On Thursday, the Republican-dominated Tennessee House of Representatives expelled one of three Democrats at risk of being kicked out of the legislature over their role in protests calling for gun control in the wake of the Nashville school shooting.
The vote to overthrow Rep. Justin Jones by 72 to 25 was an unusual move the Chamber had used several times since the Civil War.
The House was also considering ousting Reps. Gloria Johnson and Justin Pearson a week after, the trio chanted back and forth from the chamber floor with gun-control supporters who packed the gallery. It took place days after six people, including three children, were shot dead at a Covenant school in Nashville.
The noise drowned out the proceedings as thousands flocked to the Capitol to support the three Democrats and cheered and sang outside the House floor.
Tennessee’s House of Representatives voted to adopt HR65 on Thursday, ousting State Representative Justin Jones, a Democrat from Nashville, for his participation in demonstration for stricter gun laws on the chamber floor last week.#CGTNAmerica pic.twitter.com/OBiBQ4GFrt
— CGTN (@CGTNOfficial)
April 6, 2023
On Thursday morning, the trio stepped onto the floor of the house hand-in-hand, with Pearson raising his fist at the crowd during the Pledge of Allegiance. Jones took the opportunity to defend himself before the vote, saying Republicans responded to the shootings with a different kind of attack.

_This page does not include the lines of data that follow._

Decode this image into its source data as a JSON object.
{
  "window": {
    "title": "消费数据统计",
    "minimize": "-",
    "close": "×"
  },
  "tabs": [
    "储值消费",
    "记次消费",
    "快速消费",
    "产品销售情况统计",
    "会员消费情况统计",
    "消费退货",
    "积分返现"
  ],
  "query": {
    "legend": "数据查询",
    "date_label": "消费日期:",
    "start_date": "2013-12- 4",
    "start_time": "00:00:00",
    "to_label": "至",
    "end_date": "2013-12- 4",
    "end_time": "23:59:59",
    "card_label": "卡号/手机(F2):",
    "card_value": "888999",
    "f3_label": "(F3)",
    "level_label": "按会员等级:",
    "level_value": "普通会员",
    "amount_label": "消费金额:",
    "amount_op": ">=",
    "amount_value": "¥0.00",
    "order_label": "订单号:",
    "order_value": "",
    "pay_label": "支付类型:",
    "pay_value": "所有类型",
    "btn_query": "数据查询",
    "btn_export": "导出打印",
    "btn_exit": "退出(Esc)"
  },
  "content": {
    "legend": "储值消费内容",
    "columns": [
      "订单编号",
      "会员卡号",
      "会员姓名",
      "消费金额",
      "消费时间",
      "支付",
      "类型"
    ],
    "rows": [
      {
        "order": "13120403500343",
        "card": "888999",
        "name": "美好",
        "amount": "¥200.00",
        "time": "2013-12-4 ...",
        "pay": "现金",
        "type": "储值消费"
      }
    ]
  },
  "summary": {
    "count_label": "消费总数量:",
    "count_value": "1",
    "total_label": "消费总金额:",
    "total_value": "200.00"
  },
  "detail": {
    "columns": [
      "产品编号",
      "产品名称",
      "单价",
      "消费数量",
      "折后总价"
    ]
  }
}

“We called for you all to ban assault weapons, and you respond with an assault on democracy,” he said. An expulsion demand requiring a two-thirds majority dates back to the attack on the Covenant school. Johnson, Jones and Pearson chanted back and forth on the floor of the chamber with a gallery full of gun control advocates.
According to Republican Rep. Gino Bulso the three Democratic representatives “effectively conducted a mutiny.”
“The gentleman shows no remorse,” Bulso said, referring to Jones. “He does not even recognize that what he did was wrong. So not to expel him would simply invite him and his colleagues to engage in mutiny on the House floor.”
Even if exiled, the three senators may not be around for long. District committees may elect alternates until a special election is called.
All expelled MPs have the opportunity to potentially return to their seats. They would also be eligible to run for special elections. Also, in concordance with the Tennessee Constitution, MPs cannot be deposed twice for the same crime.